虎の巻その37 2026年から2027年に予定されている医療法の改正について

20251021

はじめに

こんにちは。虎兄(とらにぃ)です。病院経営コラム「病院経営~虎の巻~」。

前回のコラム「医療法の改正と歴史について」では、医療法のこれまでの改正とその歴史について整理しました。

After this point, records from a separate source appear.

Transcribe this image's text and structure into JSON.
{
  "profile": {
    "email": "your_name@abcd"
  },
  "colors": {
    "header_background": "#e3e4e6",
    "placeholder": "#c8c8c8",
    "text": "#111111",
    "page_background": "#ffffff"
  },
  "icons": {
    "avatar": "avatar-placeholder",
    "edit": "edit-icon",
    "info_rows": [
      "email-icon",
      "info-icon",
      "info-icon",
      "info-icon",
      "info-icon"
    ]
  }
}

今回は、20252月に閣議決定された医療法の改正案について解説します。

医療法改正案の内容について

20252月、政府は「医療法等の一部を改正する法律案」を閣議決定しました。

本法案は、2040年に高齢者人口がピークを迎えることを見据え、幅広い分野における制度改正が盛り込まれています。今後の国会審議を経て可決、成立すれば、2026年から2027年にかけて施行されることが想定されますが、具体的な施行期日は条文等で定められる予定です(202510月現在)。
なお、本改正案の主な論点は次のようにまとめられます。

①新たな地域医療構想への転換
②オンライン診療の法制化と拡大
③美容医療への対応強化
④医師偏在対策の強化
⑤医療DXの本格推進

この5つについて順に説明します。


1
新たな地域医療構想への転換
2014年の医療法改正で導入された地域医療構想は、団塊の世代が後期高齢者となる2025年を目標として、必要病床数の確保と医療機能の分化・連携を推進してきました。
今後は、さらなる超高齢社会を迎える2040年を見据え、より持続可能な医療・介護提供体制への転換が求められます。

従来の4病床機能(高度急性期・急性期・回復期・慢性期)のうち、回復期機能は急性期との連携やリハビリを包括的に担う役割が強化され、今後は「包括期機能」と位置づけられる予定です。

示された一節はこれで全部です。